Cette dynamique fut brisée net par le blocage des loyers de l'été 2012 et la simple annonce de la loi ALUR qui rompait le délicat équilibre locataires-propriétaires. Il est vrai, soyons honnête, que la crise de 2008 y ajoutait ses effets fortement dépressifs. Cette loi faisait référence dans son exposé des motifs à des expériences internationales. Il est vrai que certains pays européens pratiquent la régulation des loyers dans les zones tendues mais cela concerne des métropoles de taille moyenne difficilement comparables à la région capitale française qui compte 12 millions d'habitants ; Londres, la seule autre grande métropole comparable en Europe, ne connaît aucune réglementation.

Les effets pervers de la loi Alur

En revanche les Pays-Bas réglementent le parc privé, il est vrai très marginal (10%) de même que la Suède mais un processus de libéralisation est en cours. Citons aussi le Portugal ou une loi analogue à celle de 1948 est responsable du piètre état de l'immobilier locatif, en particulier à Lisbonne. Enfin il faut ajouter que l'Allemagne, souvent citée comme modèle de modération des loyers perd 100 000 ménages par an alors que la France doit en loger 300 000 de plus.

C'est pourtant un dispositif analogue de convergence vers un loyer médian qui constitua la pièce maîtresse de la loi ALUR avec un projet de création de coûteux observatoires des loyers dans toutes les nombreuses grandes villes concernées ( Monaco y figurait initialement !)

Bien entendu le dispositif aurait engendré de multiples effets pervers: si les 25% de locataires payant nettement plus que la médiane étaient en droit de demander une baisse de leur loyer, inversement les 25% d'appartement les moins chers en général occupés par les moins aisés pouvaient connaître une hausse symétrique.

Il sera long le retour de la confiance

La loi Duflot fut majoritairement bien accueillie dans la mesure ou la ministre laissait entendre que les loyers allaient baisser de 20% !  Mais en fait, il ne se serait vraisemblablement rien passé car c'étaient les tribunaux qui devaient arbitrer "in fine" après plusieurs années de procédure ce qui aurait découragé la plupart des locataires  qui changent de résidence locative privée en moyenne tous les 5 ans.

Manuel Valls a donc eu tout à fait raison de cantonner cette mesure à Paris où d'ailleurs les loyers ont tendance à la stabilisation mais le traumatisme des propriétaires et des investisseurs perdure avec une récession du marché locatif : 120.000 locations en moins en 2013 et une chute du tiers des mises en chantier qui n'atteindra pas 300.000 unités en 2014 ce qui coûte plus de 100.000  emplois à la filière BTP.

Le retour de la confiance sera long, d'autant plus que la loi comportait aussi d'autres mesures malthusiennes : restriction du foncier constructible alors le coût des terrains est la principale cause du prix élevé de l'immobilier dans les zones tendues ; paperasse avec d'innombrables pièces supplémentaires à fournir dans les actes notariés ; mesures impossibles à financer comme la garantie universelle des loyers (GUL) ou pittoresques comme le développement de l'habitat léger : yourte, tipi, roulotte etc.

Déjà enterrée ?

Une mesure positive est cependant à mettre à l'actif de la loi Duflot : la suppression des COS dans les documents d'urbanisme et leur remplacement par des règles volumétriques.

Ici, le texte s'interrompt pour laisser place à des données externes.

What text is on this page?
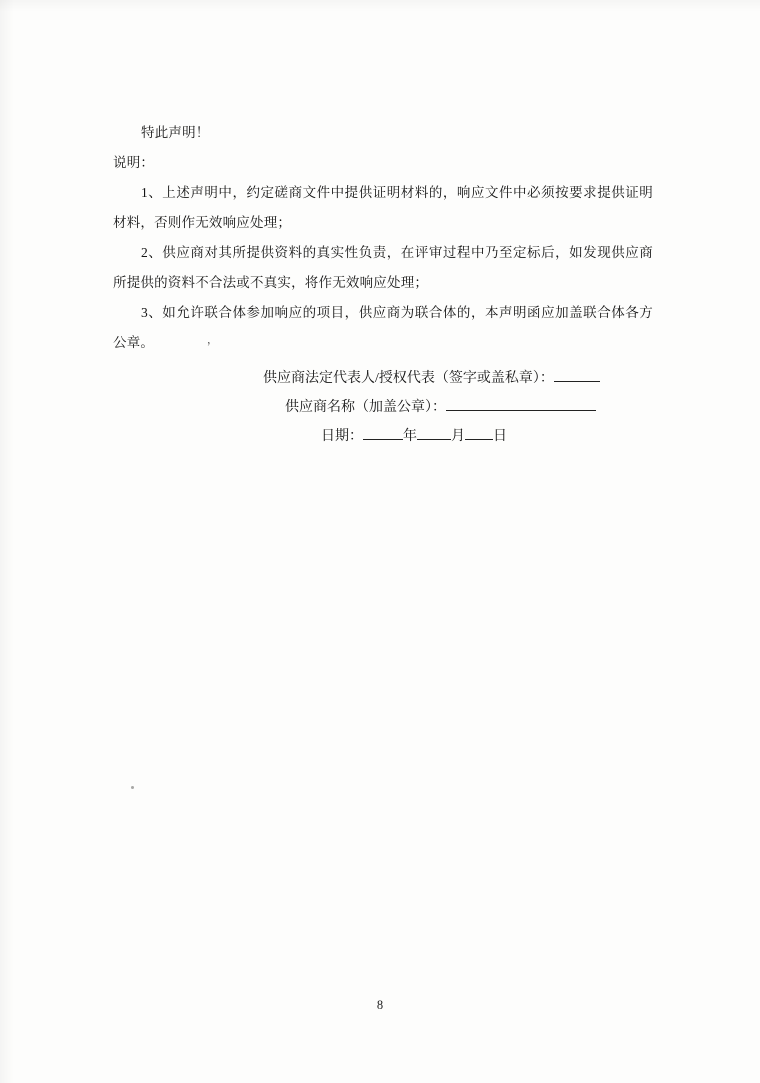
特此声明！
说明：

1、上述声明中，约定磋商文件中提供证明材料的，响应文件中必须按要求提供证明材料，否则作无效响应处理；

2、供应商对其所提供资料的真实性负责，在评审过程中乃至定标后，如发现供应商所提供的资料不合法或不真实，将作无效响应处理；

3、如允许联合体参加响应的项目，供应商为联合体的，本声明函应加盖联合体各方公章。	，
供应商法定代表人/授权代表（签字或盖私章）：
供应商名称（加盖公章）：
日期：	年 月 日
8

Immédiatement exécutoire elle va cependant poser quelques problèmes aux municipalités en particulier Paris qui utilisaient des COS différentiels pour favoriser le logement par rapport aux bureaux.

En définitive, 18 mois après sa promulgation, la loi ALUR dont les décrets d'application vont sans doute se faire attendre longtemps , va sans doute être très sérieusement amendée dans l'avenir. Elle risque même de prendre place dans la belle bibliothèque du Conseil d'Etat "sous le linceul pourpre où dorment les lois mortes" faute d'avoir pu apporter la moindre solution au seul vrai défi qui est de maintenir pendant au moins 10 ans une cadence de production de plus de 400000 logements annuels dont 100.000 logements sociaux , en priorité dans les zones tendues  Il est vrai que cette politique de l'offre, pourtant seule susceptible de réduire la tension, ne semble pas figurer  dans le corpus idéologique des écologistes.